Gitti siyah İngilizler geldi yeşil İngilizler

Ken Loach tarafından beyaz perdeye aktarılan İrlanda İç Savaşını anlatan Özgürlük Rüzgârı filminin bir sahnesi çok kritiktir. Filmin o sahnesinde, ülkeyi terk eden İngiliz askerlerinin ardından yürüyen İrlandalı direnişçilerin altına imza attıkları metinde ülkenin bayrağı dışında değişen herhangi bir şey yoktur. Esasında sömürü kaldığı yerden devam edecektir, İrlanda İngiltere’nin ekonomik programlarına uyacaktır. İşçi sınıfının ekonomik ve kültürel hakları için herhangi bir ilerleme yoktur. Demir yolu işçisi olan kahramanımız İngiliz askerlerinin arkasından yürüyen yeni İrlanda askerlerinin yürüyüşüne bakar ve aklına anlaşma metnini de getirerek filmin o unutulmaz cümlesini kurar: “Gitti Siyah İngilizler, Geldi Yeşil İngilizler”. Mesajı nettir. O güne değin savaşan kimse altına imza atılan metin için can vermemişti.

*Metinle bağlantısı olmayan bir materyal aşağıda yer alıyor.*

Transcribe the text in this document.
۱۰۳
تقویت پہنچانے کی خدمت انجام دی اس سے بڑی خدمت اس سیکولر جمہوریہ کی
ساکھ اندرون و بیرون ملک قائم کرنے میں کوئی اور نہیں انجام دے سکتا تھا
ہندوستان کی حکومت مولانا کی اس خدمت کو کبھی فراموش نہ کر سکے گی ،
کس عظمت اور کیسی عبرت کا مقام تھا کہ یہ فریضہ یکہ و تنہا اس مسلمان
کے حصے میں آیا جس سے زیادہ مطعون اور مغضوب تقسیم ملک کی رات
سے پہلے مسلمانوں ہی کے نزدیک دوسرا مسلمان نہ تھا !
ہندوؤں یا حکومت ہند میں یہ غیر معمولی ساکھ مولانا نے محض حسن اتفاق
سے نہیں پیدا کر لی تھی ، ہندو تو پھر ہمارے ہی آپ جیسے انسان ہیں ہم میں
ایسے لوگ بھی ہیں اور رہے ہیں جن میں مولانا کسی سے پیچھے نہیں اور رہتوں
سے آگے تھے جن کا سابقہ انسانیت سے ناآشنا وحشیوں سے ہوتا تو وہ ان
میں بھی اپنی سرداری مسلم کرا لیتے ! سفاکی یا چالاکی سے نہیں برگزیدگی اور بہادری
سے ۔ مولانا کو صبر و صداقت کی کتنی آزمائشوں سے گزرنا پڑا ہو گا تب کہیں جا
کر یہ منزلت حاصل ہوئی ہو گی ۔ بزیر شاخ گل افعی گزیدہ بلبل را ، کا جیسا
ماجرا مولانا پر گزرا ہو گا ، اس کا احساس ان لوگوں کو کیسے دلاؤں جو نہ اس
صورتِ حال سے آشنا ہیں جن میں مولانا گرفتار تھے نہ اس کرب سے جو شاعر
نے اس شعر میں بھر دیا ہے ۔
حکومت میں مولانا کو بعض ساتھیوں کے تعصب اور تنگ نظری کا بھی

Dün PKK’nin silah bırakması için yapılan çağrının arından ana akım medya tam boy “şimdi barış zamanı” mesajları geçiyordu. Düne kadar Kürt halkının acılarını görmezden gelen ve “yahu bu Kürtler neden çift çanak anten kullanıyorlar?” sorusuna neden olan şeyin kendisi Gezi olaylarında da kendisi gösteren penguen medyasıydı. Şimdi her biri barış elçisi olmuş.  Pervanelere dönmüş her biri. Ne yana döneceklerini şaşırmış durumdalar.

Şaşkınlığın diğer tarafında da PKK’ye yapılan çağrıyı değerlendiren siyasiler yer aldı. Şaşırılacak bir durum yok ortada. “Çözüm süreci” işliyor!

2013 Newroz’unda deklere edilen İslam Kardeşliğinden herhangi bir beis görmeyenler IŞİD’e karşı laisist kesilirken Hüda-Par’ı demokratik çerçevede ele almaya yeteneğine sahiptiler. Aynı yetenek elbette dün yapılan silahsızlanma çağrısına şaşırmayı da becerecektir.

Şimdi herkes “neyin barışı?”  sorusuna “ne yani sen barış istemiyor musun?” sorusuyla cevap vermekte.

“İnsanca yaşamak bu değil” diyene “ne yani yaşamak istemiyor musun?” der gibi.

Yanlış soruların cevabı sizin olsun. Biz doğru soruları sormaya inatla devam edelim.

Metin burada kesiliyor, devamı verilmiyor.